Captcha are there on most sites to confirm that you are human. The complex tilted, coloured mix of Letters and numbers in various combinations tests the ability of humans to identify them and serves as a good challenge to spam bots while filling forms or posting content online.
This is an acronym for “completely automated public Turing test to tell computers and humans apart” and is a type of challenge-response test used in computing to determine whether or not the user is human. A common type of captcha requires that the user type the letters of a distorted and/or obscured sequence of letters or digits that appears on the screen.
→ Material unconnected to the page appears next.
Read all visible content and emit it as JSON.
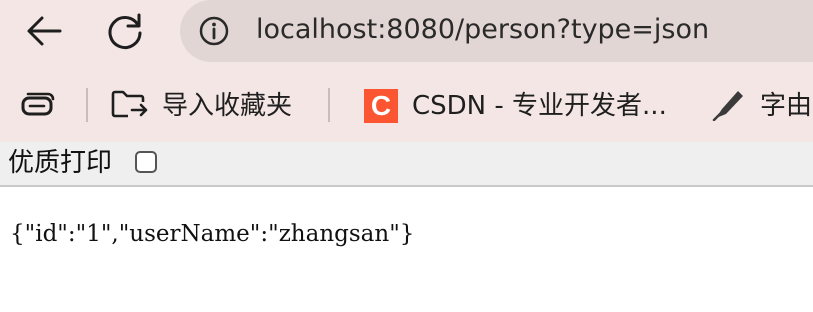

Captchas are used to prevent bots from using various types of computing services. Applications include preventing bots from taking part in online polls, registering for free email accounts (which may then be used to send spam), and, more recently, preventing bot-generated spam by requiring that the (unrecognized) sender successfully pass a captcha test before the email message is delivered. Popular services like ReCaptcha allows anyone to insert Captcha Test challenges on their website and helps to block spam.
Captcha and Blindness
However, Captchas based on reading text or other visual-perception tasks prevent visually impaired users from accessing the protected resource. For non-sighted users (for example blind users), visual captchas present serious problems. Somr new captchas also have an audio recording, which reads out the text, after which the user can type it out, But you still have to see to type.
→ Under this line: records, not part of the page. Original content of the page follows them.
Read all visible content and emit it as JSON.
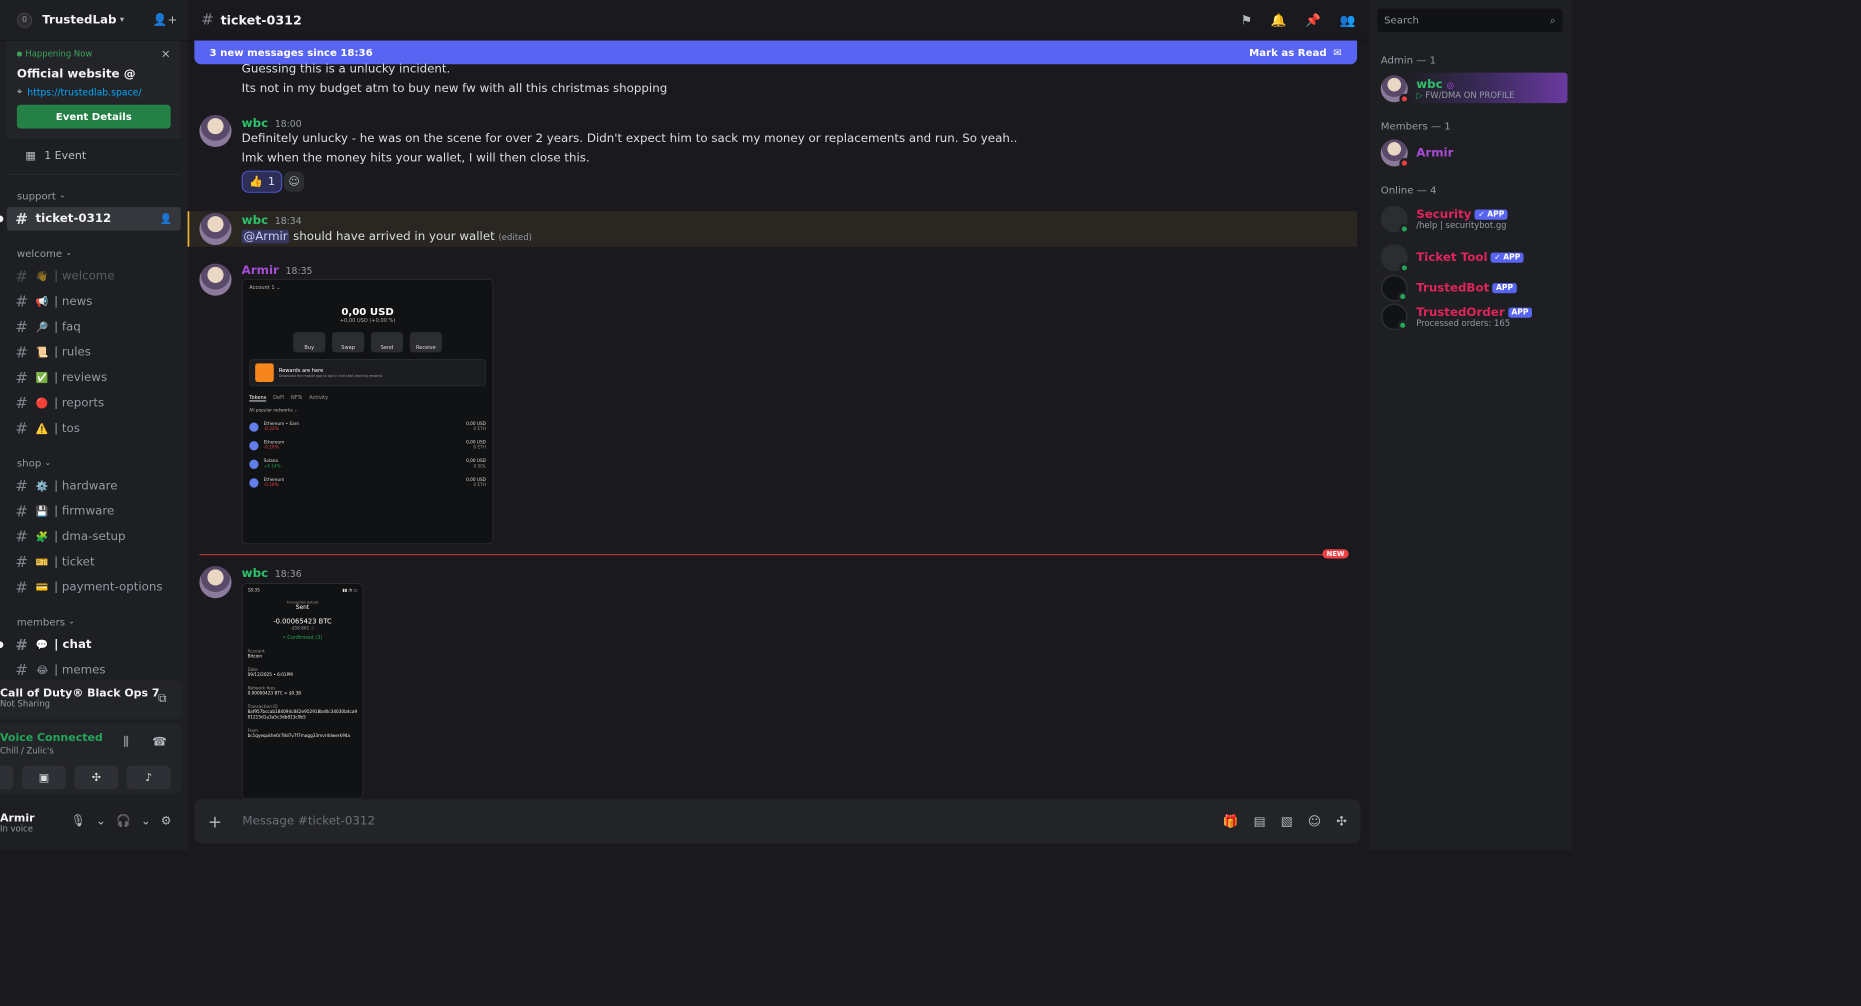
{
  "server": {
    "name": "TrustedLab",
    "badge": "0"
  },
  "event": {
    "tag": "Happening Now",
    "title": "Official website @",
    "link": "https://trustedlab.space/",
    "button": "Event Details",
    "count": "1 Event"
  },
  "categories": {
    "support": "support",
    "welcome": "welcome",
    "shop": "shop",
    "members": "members"
  },
  "channels": {
    "ticket": "ticket-0312",
    "welcome": [
      {
        "emoji": "👋",
        "name": "| welcome"
      },
      {
        "emoji": "📢",
        "name": "| news"
      },
      {
        "emoji": "🔎",
        "name": "| faq"
      },
      {
        "emoji": "📜",
        "name": "| rules"
      },
      {
        "emoji": "✅",
        "name": "| reviews"
      },
      {
        "emoji": "🔴",
        "name": "| reports"
      },
      {
        "emoji": "⚠️",
        "name": "| tos"
      }
    ],
    "shop": [
      {
        "emoji": "⚙️",
        "name": "| hardware"
      },
      {
        "emoji": "💾",
        "name": "| firmware"
      },
      {
        "emoji": "🧩",
        "name": "| dma-setup"
      },
      {
        "emoji": "🎫",
        "name": "| ticket"
      },
      {
        "emoji": "💳",
        "name": "| payment-options"
      }
    ],
    "members": [
      {
        "emoji": "💬",
        "name": "| chat"
      },
      {
        "emoji": "😂",
        "name": "| memes"
      }
    ]
  },
  "activity": {
    "title": "Call of Duty® Black Ops 7",
    "sub": "Not Sharing"
  },
  "voice": {
    "title": "Voice Connected",
    "sub": "Chill / Zulic's"
  },
  "user": {
    "name": "Armir",
    "status": "In voice"
  },
  "chat": {
    "channel": "ticket-0312",
    "newbar": "3 new messages since 18:36",
    "mark_read": "Mark as Read",
    "input_placeholder": "Message #ticket-0312",
    "new_tag": "NEW"
  },
  "messages": {
    "m0": {
      "line1": "Guessing this is a unlucky incident.",
      "line2": "Its not in my budget atm to buy new fw with all this christmas shopping"
    },
    "m1": {
      "user": "wbc",
      "time": "18:00",
      "line1": "Definitely unlucky - he was on the scene for over 2 years. Didn't expect him to sack my money or replacements and run. So yeah..",
      "line2": "lmk when the money hits your wallet, I will then close this.",
      "reaction_emoji": "👍",
      "reaction_count": "1"
    },
    "m2": {
      "user": "wbc",
      "time": "18:34",
      "mention": "@Armir",
      "text": " should have arrived in your wallet ",
      "edited": "(edited)"
    },
    "m3": {
      "user": "Armir",
      "time": "18:35"
    },
    "m4": {
      "user": "wbc",
      "time": "18:36"
    }
  },
  "wallet_shot": {
    "account": "Account 1 ⌄",
    "balance": "0,00 USD",
    "balance_sub": "+0,00 USD (+0,00 %)",
    "buttons": [
      "Buy",
      "Swap",
      "Send",
      "Receive"
    ],
    "reward_title": "Rewards are here",
    "reward_sub": "Download the mobile app to opt in and start earning rewards",
    "tabs": [
      "Tokens",
      "DeFi",
      "NFTs",
      "Activity"
    ],
    "networks": "All popular networks ⌄",
    "tokens": [
      {
        "name": "Ethereum • Earn",
        "change": "-0.22%",
        "usd": "0,00 USD",
        "amt": "0 ETH"
      },
      {
        "name": "Ethereum",
        "change": "-0.10%",
        "usd": "0,00 USD",
        "amt": "0 ETH"
      },
      {
        "name": "Solana",
        "change": "+4.14%",
        "usd": "0,00 USD",
        "amt": "0 SOL"
      },
      {
        "name": "Ethereum",
        "change": "-0.10%",
        "usd": "0,00 USD",
        "amt": "0 ETH"
      }
    ]
  },
  "tx_shot": {
    "time": "18:35",
    "header": "Transaction details",
    "status": "Sent",
    "amount": "-0.00065423 BTC",
    "fiat": "-$58.861 ⓘ",
    "confirmed": "• Confirmed (3)",
    "account_label": "Account",
    "account": "Bitcoin",
    "date_label": "Date",
    "date": "09/12/2025 • 6:01PM",
    "fees_label": "Network fees",
    "fees": "0.00000423 BTC  ≈  $0.38",
    "txid_label": "Transaction ID",
    "txid": "8af957bccab184094c842e952918bd0c34030b4ca901215d1a3a5c3db813c0b5",
    "from_label": "From",
    "from": "bc1qyequkhe0r78d7v7f7magg33mvr4dwerk94a"
  },
  "members": {
    "search": "Search",
    "admin_group": "Admin — 1",
    "members_group": "Members — 1",
    "online_group": "Online — 4",
    "admin": {
      "name": "wbc",
      "sub": "FW/DMA ON PROFILE"
    },
    "member": {
      "name": "Armir"
    },
    "online": [
      {
        "name": "Security",
        "badge": "✓ APP",
        "sub": "/help | securitybot.gg"
      },
      {
        "name": "Ticket Tool",
        "badge": "✓ APP",
        "sub": ""
      },
      {
        "name": "TrustedBot",
        "badge": "APP",
        "sub": ""
      },
      {
        "name": "TrustedOrder",
        "badge": "APP",
        "sub": "Processed orders: 165"
      }
    ]
  }
}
Because captchas are designed to be unreadable by machines, common assistive technology tools such as screen readers cannot interpret them. Since captchas are often used in initial registration processes (for example eBay and Yahoo!, and some other sites), this challenge can completely block access. Maybe audio recognition can be a solution…
Update: Sometimes difficult CAPTCHA codes can make registration really difficult for users, and it was one of the reasons we needed to switch to an alternative e-mail subscription service for our blog.